Even worse, no sleeping in and having brekky with the family. Emma has to get up at 3 am to get to wardrobe and makeup in time for her star turn as co-host of ‘Cuppa’, the most popular breakfast show on Australian television. Well, it was, until Emma has been outshone by a rival network’s show, ‘Brew’, that features a sexier young woman.
“Emma wasn’t one of the stand-out pretty girls at Stellar. She was a good, solid reporter, hired by a newsroom boss who had got tired of the bubbleheads and gone looking for actual talent. Which wasn’t to say she was ugly. Emma was pretty, but not bimbo-pretty. There was a touch of shyness about her that people liked. She wasn’t related to anyone at Stellar, which was unusual for a young woman in the newsroom, which ran on nepotism like cars ran on petrol.”

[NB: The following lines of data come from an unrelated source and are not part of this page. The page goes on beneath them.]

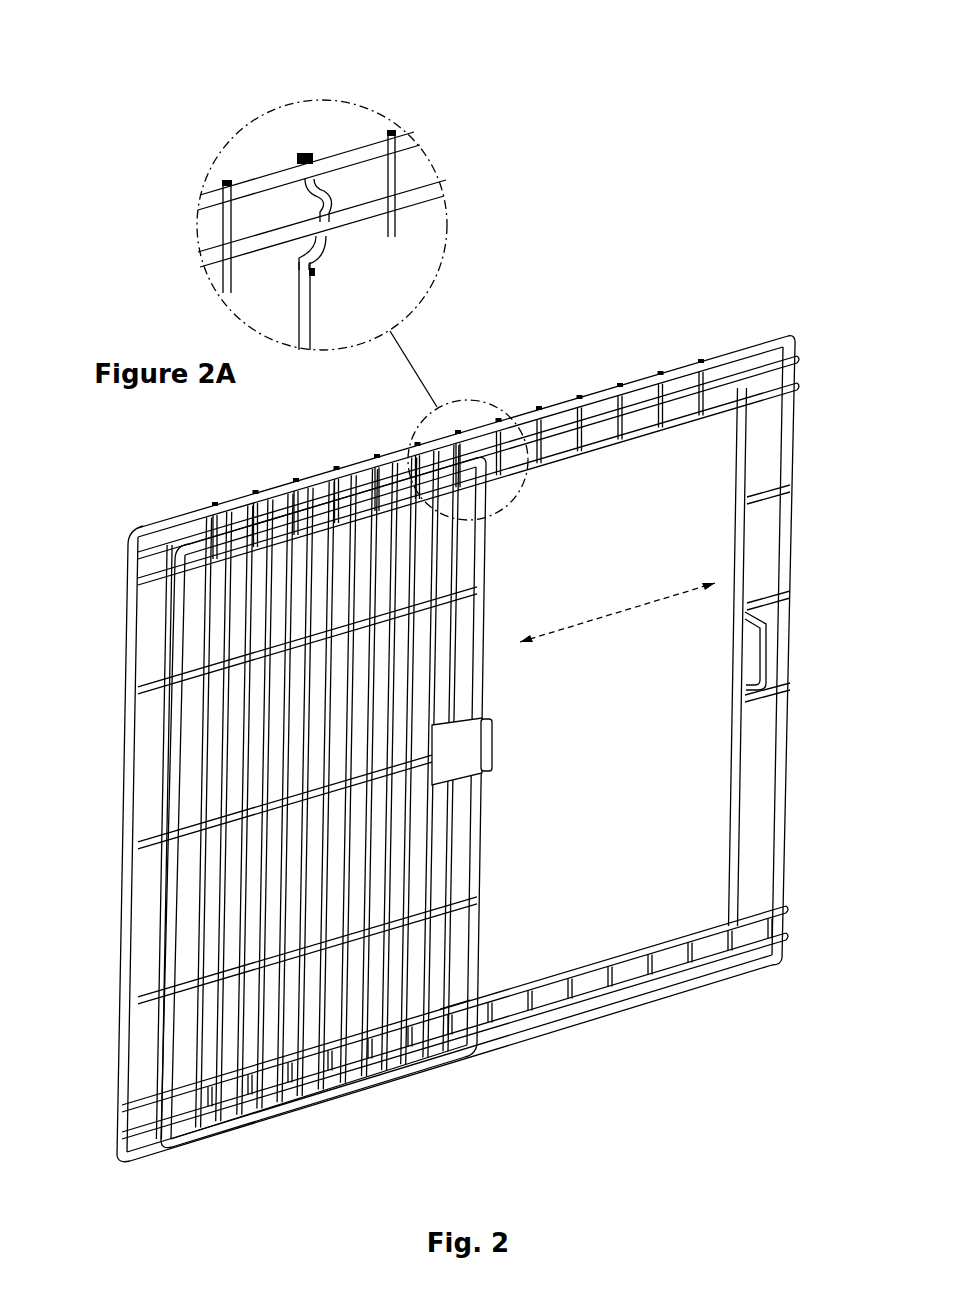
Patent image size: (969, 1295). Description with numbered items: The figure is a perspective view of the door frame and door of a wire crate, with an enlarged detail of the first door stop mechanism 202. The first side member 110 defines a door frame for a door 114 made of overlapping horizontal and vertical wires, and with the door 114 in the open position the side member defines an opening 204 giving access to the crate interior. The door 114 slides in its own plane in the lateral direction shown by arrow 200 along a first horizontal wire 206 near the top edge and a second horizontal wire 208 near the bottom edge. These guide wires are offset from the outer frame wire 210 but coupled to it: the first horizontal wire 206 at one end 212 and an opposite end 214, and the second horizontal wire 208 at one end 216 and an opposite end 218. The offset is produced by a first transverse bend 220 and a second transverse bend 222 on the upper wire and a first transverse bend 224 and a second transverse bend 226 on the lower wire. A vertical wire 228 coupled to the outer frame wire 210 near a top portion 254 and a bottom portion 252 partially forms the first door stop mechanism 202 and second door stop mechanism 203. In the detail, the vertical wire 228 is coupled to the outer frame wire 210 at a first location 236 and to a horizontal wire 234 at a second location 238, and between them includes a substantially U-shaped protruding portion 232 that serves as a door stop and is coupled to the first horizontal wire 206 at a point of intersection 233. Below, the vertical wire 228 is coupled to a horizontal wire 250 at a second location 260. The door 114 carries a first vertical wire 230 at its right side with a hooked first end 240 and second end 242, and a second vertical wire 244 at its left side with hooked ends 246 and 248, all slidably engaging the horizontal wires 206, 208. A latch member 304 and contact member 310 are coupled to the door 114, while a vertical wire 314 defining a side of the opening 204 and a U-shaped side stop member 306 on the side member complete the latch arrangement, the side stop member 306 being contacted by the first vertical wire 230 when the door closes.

In FIG. 2, the first side member 110 is at (447, 741).
In FIG. 2, the door 114 is at (310, 770).
In FIG. 2, the arrow 200 is at (640, 603).
In FIG. 2A, the first door stop mechanism 202 is at (308, 221).
In FIG. 2, the second door stop mechanism 203 is at (310, 770).
In FIG. 2, the opening 204 is at (447, 741).
In FIG. 2A, the first horizontal wire 206 is at (207, 257).
In FIG. 2, the first horizontal wire 206 is at (747, 380).
In FIG. 2, the second horizontal wire 208 is at (547, 1005).
In FIG. 2A, the outer frame wire 210 is at (268, 176).
In FIG. 2, the outer frame wire 210 is at (277, 489).
In FIG. 2, the one end 212 is at (115, 558).
In FIG. 2, the opposite end 214 is at (796, 337).
In FIG. 2, the one end 216 is at (116, 1136).
In FIG. 2, the opposite end 218 is at (790, 917).
In FIG. 2, the first transverse bend 220 is at (150, 587).
In FIG. 2, the second transverse bend 222 is at (798, 372).
In FIG. 2, the first transverse bend 224 is at (143, 1136).
In FIG. 2, the second transverse bend 226 is at (783, 950).
In FIG. 2A, the vertical wire 228 is at (370, 231).
In FIG. 2, the vertical wire 228 is at (457, 840).
In FIG. 2, the first vertical wire 230 is at (478, 560).
In FIG. 2A, the protruding portion 232 is at (337, 197).
In FIG. 2A, the point of intersection 233 is at (343, 232).
In FIG. 2A, the horizontal wire 234 is at (230, 293).
In FIG. 2, the horizontal wire 234 is at (458, 465).
In FIG. 2A, the first location 236 is at (292, 166).
In FIG. 2A, the second location 238 is at (321, 282).
In FIG. 2, the first end 240 is at (478, 442).
In FIG. 2, the second end 242 is at (475, 1050).
In FIG. 2, the second vertical wire 244 is at (173, 1012).
In FIG. 2, the first end 246 is at (176, 540).
In FIG. 2, the second end 248 is at (171, 1143).
In FIG. 2, the horizontal wire 250 is at (583, 957).
In FIG. 2, the bottom portion 252 is at (445, 1072).
In FIG. 2, the top portion 254 is at (456, 412).
In FIG. 2, the second location 260 is at (458, 989).
In FIG. 2, the latch member 304 is at (489, 757).
In FIG. 2, the side stop member 306 is at (760, 652).
In FIG. 2, the contact member 310 is at (450, 738).
In FIG. 2, the vertical wire 314 is at (737, 457).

She made her name in Stellar’s newsroom covering “One Black Day” bushfires, when she was filmed giving water to a sooty little boy who collapsed after running out of the fires. The public adored her!
Fast-forward to today when she’s 43 and noticing a few cracks in the mirror that aren’t the glass, so to speak. PJ, her co-host, is a partying, self-absorbed man-about-town who races to sit on the couch at the last second, tidying himself up with a grin suggesting he’s just made it from a late night out – which he probably has. Emma has become the mumsy foil to his naughty-boy routine.
At home, she and her handsome Texan husband, Brandon, have three young kids – two little boys and a baby sister Fox-Piper, 17-months old. Emma is now famous with pre-dawn to dusk commitments, while Brandon is working from home with the kids. A problem you’d think? You’d be right.
When tiny Fox-Piper goes missing from daycare, the blame-shifting escalates, the extended family weighs in, nannies are questioned, the police try to manage the paparazzi and then Maven – ah, Maven.
I mustn’t overlook Maven. She’d never allow it. Maven is the one who transformed Emma, the young reporter, into popular, famous morning-show host “the” Emma Cardwell, loved by the fans. Early morning tweets go out before dawn every day.
“Come and have a Cuppa with PJ and Emma! #Cuppa”
I picture Maven something like Disney’s Cruella de Vil, without the fur coat but with the cigarette. She’s the studio’s publicity powerhouse who knows exactly what and when to release which photos and stories before anyone even realises they ARE stories. All publicity is good publicity, as long as she’s in control of it.
“With each step up the ladder, Maven had become more imperious, indeed regal in appearance. She had seen minions quaver when she got into the elevator, and why wouldn’t they? Maven was tall and wide-bodied, and she never wore skirts, favouring wide-legged pants in expensive, swaying fabric. She had a mane of silver hair that her personal stylist swept up for her, high and away from her forehead, like a Centaur’s helmet, two or three times a week. She was never without her Hermes handbag, her buckled patent flats or her coloured cigarettes. Her company car was a bulletproof black Humvee.”
A force to be reckoned with, and even the studio boss listens to her. She can coo and woo a celebrity as she’s about to give them either the golden retirement watch or a knife in the back.
She crosses swords with the police during the heart-rending investigation as she tries to help Emma but still make sure their studio is the first to air all reports.
It’s a most enjoyable read and I was totally engrossed for about three-quarters of it, and then it took a rather strange turn and I was getting disappointed, until just before the end, when I was surprised again. I was no longer disappointed, since I could see how the story could go that way – it’s perfectly plausible - but I’m not convinced it corresponded with my understanding of everyone involved.
Overington’s an award-winning investigative journalist, so she knows her way around this stuff. She’s also an excellent fiction writer, and I’m sure you’ll recognise these characters. My lopping off of a star is simply because I needed a little more convincing, but that could well be my failing, not hers! She knows these people better than I do. It’s a good read and should do very well. I’m certainly happy to read anything she writes.
Thanks to NetGalley and HarperCollins for the preview copy from which I’ve quoted (so quotes may have changed.